Today I had sex with him. My second time and it still hurt so much. I bled again but not as much as the first time. He still couldn't fit properly and we had to try about 4 different positions for it to work out. We ended up having to put my legs over his shoulders because he just kept slipping out otherwise. It actually felt so good and even though we didn't have that much time, he actually finished this time and it drove me insane how he choked me the whole time.  It was so awkward because we had to stop half way through as I had to answer the phone and make sure my dad wasn't coming home early. I kinda wish I could talk to my mom about it since I am concerned about the bleeding and how much it hurts but we don't have that kind of relationship. I am really glad that B is safe, he always insists on using a condom, as do I and I am on the pill but at the same time, that concerns me about how many other girls he could be sleeping with and that hurts. I like kissing him, I like when he kisses me all over and the way our tongues are in sync. Its so intense but I can't tell if that's because we hate each other or love each other. I know I love him but he's just using me. It's so toxic, he's the cigarette and I'm the smoker.

 

He didn't message me later but he did kiss me gently goodbye as he left. I then messaged his best friend back on tinder. His best friend Justin is so much nicer than him and we've actually had some really great conversations unlike I have had with B. He already knows more, however I feel like its going to be a shit storm when he finds out who I really am. It's weird he doesn't remember me but I remember him, I think that shows a lot, it shows how much B lied to me and pretended to be interested in me.

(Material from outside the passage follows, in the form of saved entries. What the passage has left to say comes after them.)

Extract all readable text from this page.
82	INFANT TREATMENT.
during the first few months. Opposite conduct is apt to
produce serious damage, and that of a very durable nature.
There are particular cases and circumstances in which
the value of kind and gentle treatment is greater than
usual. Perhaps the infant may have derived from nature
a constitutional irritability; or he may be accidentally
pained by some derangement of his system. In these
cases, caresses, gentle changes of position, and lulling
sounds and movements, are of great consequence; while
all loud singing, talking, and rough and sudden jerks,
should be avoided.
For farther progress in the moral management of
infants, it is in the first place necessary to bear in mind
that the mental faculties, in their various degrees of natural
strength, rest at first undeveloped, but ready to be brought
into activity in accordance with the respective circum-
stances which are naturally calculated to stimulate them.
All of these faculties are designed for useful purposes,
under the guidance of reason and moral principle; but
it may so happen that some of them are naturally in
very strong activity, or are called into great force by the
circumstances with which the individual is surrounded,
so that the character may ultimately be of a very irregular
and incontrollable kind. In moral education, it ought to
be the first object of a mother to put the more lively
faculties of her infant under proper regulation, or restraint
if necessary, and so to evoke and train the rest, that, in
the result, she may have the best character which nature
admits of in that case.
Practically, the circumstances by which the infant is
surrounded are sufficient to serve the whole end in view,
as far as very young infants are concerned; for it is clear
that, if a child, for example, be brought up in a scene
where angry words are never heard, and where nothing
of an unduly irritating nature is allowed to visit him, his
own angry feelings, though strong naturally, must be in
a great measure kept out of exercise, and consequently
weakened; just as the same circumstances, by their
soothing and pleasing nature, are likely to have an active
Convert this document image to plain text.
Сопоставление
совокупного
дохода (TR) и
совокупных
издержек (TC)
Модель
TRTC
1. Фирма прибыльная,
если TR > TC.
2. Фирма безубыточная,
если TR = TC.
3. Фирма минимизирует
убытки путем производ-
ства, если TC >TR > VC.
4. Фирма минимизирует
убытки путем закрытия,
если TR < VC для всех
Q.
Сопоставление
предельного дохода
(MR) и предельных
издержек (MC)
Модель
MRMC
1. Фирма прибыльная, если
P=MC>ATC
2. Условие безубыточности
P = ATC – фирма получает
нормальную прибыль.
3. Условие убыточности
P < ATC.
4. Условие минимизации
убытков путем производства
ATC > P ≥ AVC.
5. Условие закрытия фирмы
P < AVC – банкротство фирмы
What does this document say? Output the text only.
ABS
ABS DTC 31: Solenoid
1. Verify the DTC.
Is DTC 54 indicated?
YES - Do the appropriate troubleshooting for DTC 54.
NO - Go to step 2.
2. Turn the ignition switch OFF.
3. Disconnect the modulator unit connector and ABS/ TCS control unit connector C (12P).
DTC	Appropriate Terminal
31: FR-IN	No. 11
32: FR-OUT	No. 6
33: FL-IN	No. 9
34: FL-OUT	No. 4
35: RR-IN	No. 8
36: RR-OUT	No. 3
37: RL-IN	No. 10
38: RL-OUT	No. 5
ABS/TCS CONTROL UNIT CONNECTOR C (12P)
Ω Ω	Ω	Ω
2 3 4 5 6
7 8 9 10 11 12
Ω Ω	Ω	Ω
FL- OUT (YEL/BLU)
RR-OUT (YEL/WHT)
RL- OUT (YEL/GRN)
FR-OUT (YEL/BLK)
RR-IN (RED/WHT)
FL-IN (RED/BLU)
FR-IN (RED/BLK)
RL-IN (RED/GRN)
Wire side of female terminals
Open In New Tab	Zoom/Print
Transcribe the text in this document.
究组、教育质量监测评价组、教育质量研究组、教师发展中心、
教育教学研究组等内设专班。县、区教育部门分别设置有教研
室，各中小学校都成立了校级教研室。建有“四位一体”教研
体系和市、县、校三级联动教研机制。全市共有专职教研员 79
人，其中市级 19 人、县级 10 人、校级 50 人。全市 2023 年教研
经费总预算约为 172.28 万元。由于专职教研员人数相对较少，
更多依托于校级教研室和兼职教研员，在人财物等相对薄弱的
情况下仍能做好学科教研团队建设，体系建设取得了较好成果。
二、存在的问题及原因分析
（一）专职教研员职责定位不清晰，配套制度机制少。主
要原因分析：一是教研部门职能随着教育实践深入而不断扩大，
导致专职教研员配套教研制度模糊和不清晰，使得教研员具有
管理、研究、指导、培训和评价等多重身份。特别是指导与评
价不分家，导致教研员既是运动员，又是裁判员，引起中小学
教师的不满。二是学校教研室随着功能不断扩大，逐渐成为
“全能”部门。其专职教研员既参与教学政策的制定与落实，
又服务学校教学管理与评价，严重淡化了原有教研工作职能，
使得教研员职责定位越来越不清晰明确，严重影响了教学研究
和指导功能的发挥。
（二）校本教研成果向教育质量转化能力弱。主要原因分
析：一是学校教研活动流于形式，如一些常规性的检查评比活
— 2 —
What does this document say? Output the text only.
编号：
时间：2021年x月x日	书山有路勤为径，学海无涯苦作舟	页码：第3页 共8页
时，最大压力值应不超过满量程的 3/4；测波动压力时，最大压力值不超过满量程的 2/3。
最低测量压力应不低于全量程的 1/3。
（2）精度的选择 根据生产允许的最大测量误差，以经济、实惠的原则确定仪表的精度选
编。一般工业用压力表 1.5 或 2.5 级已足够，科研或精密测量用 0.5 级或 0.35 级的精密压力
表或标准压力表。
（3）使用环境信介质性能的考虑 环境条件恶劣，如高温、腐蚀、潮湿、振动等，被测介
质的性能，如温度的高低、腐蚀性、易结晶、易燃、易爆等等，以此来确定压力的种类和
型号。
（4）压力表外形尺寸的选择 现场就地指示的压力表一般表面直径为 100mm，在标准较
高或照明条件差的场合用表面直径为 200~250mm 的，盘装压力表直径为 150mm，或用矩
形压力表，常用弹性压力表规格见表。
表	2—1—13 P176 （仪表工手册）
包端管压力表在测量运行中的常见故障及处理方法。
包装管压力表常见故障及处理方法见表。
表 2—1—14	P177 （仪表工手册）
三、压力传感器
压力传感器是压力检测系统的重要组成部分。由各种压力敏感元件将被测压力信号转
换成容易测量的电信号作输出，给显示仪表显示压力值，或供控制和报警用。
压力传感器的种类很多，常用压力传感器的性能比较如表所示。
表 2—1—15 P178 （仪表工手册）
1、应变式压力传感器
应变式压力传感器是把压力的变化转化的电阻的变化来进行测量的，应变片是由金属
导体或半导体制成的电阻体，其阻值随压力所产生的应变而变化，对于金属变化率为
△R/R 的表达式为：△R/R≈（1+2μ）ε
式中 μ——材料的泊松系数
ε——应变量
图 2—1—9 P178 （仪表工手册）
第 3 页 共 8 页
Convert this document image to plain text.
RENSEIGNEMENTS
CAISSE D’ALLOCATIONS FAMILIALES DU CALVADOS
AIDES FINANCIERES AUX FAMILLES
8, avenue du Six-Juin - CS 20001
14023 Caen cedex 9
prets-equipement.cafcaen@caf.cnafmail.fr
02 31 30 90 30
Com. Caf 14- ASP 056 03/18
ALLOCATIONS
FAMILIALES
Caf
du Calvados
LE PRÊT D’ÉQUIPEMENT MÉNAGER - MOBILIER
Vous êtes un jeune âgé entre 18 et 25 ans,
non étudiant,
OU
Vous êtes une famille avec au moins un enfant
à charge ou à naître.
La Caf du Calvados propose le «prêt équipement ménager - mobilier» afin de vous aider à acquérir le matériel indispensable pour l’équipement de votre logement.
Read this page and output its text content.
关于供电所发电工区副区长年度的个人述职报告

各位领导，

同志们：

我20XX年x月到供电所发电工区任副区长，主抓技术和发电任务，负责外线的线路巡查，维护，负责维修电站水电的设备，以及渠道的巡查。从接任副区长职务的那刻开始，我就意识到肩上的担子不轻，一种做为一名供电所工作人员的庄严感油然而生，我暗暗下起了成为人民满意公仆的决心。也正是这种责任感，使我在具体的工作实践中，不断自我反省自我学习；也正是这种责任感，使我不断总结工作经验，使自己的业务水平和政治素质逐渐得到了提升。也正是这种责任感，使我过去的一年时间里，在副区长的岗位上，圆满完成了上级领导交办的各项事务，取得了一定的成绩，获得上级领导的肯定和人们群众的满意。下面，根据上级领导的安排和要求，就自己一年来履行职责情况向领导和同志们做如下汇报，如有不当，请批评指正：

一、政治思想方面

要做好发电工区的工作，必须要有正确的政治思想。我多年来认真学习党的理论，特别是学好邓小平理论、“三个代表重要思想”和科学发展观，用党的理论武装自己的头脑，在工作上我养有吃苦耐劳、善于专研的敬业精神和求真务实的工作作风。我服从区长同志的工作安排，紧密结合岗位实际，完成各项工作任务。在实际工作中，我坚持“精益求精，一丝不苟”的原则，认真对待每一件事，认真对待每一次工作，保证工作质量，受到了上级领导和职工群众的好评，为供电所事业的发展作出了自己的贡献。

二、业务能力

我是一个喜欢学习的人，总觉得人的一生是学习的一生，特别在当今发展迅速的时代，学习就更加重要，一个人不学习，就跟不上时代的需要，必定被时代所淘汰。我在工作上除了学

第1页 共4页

I am snap chatting his friend now, he sent me hearts and X's and called me cute, hes nicer than B ever was. The only reason I am doing this is to fuck with B, I want him to realize what he gave up to be a hoe. I need to give B up but I am attached and I think it's partly because of this sexual awakening with him. I am only sexually attracted to him and that scares me since for so long I thought I was asexual and well clearly I'm not but I don't have the desire to have sex or be sexually involved with anyone other than B, and that frightens me and it frightens me that I am going to lose him soon.

 

Hunter asked me to go to the movies with him tonight but that was just too weird for me and I feel so bad. Shit is so complicated and I don't know what to do. I am so confused. I feel like that would be fucked if I did that after having sex with my on-again-off-again boy. Shit is fucked up. I was with Hunter yesterday, we went to a music festival and it was cute but the whole time I was just wishing that it was B who was holding my hand and cuddling me. I had tears in my eyes. Ashley pissed me off too, she came 5 hours later and didn't bother to text that she was in the crowd but left us waiting another hour and a half in the cold and the rain for her. She didn't even apologize. She then had the audacity to comment on my situation with Hunter. I am so sick of her. I do think I have some feelings for him but I am so unsure of what those are because of B. I just want him but I know that it will never be.